- É forçoso que sejam libertos de todos esses males.
- Além disso, nenhuma acção por violência ou vias de facto será legitimamente intentada entre eles; com efeito, dir-lhes-emos que é nobre e justo que iguais se defendam contra os seus iguais e levá-los-emos a velar pela sua segurança pessoal.
- Está certo - disse ele.
- Esta lei - prossegui - tem ainda a seguinte vantagem: quando um cidadão se irritar com outro, se acalmar a sua cólera desta maneira, será menos propenso, em seguida, a agravar o diferendo.
- Sem dúvida.
- Teremos dado ao mais velho autoridade sobre todo aquele que seja mais novo, com o direito de punir.
- É evidente.
- Também é evidente que os jovens não tentarão, sem uma autorização dos magistrados, usar de violência para com homens mais velhos, nem feri-los; também não os ultrajarão de qualquer outra maneira, creio eu, porquanto dois guardas bastarão para os impedir: o medo e o respeito; o respeito, mostrando-lhes um pai na pessoa que querem ferir, o medo, fazendo-lhes compreender que os outros irão em socorro da vítima, estes na qualidade de filhos, aqueles na qualidade de irmãos ou pais.
- Não pode ser de outro modo.
- Assim, graças às nossas leis, os guerreiros gozarão entre si de uma paz perfeita.

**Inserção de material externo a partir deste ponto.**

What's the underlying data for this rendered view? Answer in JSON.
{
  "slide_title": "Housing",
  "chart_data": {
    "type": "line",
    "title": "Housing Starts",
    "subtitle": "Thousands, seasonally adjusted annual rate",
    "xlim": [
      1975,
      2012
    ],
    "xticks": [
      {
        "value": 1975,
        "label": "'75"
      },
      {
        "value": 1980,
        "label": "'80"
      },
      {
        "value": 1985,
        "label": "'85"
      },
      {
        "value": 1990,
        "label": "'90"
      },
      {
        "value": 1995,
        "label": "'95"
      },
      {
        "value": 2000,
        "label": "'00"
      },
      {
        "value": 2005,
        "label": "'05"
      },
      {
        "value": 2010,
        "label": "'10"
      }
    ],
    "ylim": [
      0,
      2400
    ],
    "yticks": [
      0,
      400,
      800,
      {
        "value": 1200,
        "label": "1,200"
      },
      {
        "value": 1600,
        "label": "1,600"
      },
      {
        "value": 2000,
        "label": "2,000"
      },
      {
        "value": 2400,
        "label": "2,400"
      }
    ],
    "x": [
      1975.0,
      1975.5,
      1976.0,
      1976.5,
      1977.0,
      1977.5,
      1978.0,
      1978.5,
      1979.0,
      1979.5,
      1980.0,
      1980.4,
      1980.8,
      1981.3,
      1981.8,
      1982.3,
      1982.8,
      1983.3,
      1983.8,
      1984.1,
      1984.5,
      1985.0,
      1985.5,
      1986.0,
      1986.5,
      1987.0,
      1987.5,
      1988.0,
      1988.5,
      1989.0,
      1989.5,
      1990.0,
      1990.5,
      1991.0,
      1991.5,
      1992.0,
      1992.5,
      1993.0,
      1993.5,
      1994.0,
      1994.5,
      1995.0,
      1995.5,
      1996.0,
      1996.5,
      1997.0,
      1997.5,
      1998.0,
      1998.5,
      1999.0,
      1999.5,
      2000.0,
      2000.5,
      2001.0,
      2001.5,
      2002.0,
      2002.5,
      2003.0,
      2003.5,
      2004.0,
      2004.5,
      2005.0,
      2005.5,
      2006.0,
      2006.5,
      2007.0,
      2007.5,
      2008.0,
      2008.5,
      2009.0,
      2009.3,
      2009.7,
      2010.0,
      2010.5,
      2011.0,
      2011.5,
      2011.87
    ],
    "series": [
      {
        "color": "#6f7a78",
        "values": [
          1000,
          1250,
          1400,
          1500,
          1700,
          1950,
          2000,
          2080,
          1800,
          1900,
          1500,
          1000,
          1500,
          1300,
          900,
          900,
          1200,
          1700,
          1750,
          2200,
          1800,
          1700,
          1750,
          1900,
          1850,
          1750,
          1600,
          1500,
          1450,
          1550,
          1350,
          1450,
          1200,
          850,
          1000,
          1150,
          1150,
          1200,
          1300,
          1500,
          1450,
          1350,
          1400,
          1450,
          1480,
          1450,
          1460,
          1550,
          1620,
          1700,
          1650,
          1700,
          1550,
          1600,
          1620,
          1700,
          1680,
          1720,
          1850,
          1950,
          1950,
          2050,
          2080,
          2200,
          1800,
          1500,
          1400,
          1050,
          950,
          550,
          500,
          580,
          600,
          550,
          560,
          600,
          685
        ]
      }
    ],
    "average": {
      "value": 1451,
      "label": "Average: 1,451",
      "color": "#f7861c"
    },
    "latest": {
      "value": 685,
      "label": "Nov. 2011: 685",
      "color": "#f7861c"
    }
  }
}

- De uma grande paz, sem dúvida.
- Mas, se viverem em concórdia, não é de recear que a discórdia se interponha entre eles e os outros cidadãos ou que divida estes?
- Por certo que não.
- Quanto aos males menores de que estarão isentos, hesito, por respeito pelas conveniências, em mencioná-los: pobres, não se verão na necessidade de lisonjear os ricos; não conhecerão as dificuldades e os aborrecimentos que há em criar filhos, em juntar fortuna, e que resultam da obrigação de, para isso, terem de sustentar escravos; não terão de pedir emprestado, nem de renegar as dívidas, nem de conseguir dinheiro por todos os meios para o porem à disposição de mulheres e servidores, confiando-lhes o cuidado da casa: enfim, meu amigo, ignorarão todos os mal que se suportam nestes casos - males evidentes, sem nobreza e indignos de ser citados.
- Sim, são evidentes, mesmo para um cego.
- Ficarão livres de todas essas misérias e levarão uma vida mais feliz que a vida bem-aventurada dos vencedores olímpicos.
-Como?
- Estes só gozam uma pequena parte da felicidade reservada aos nossos guerreiros.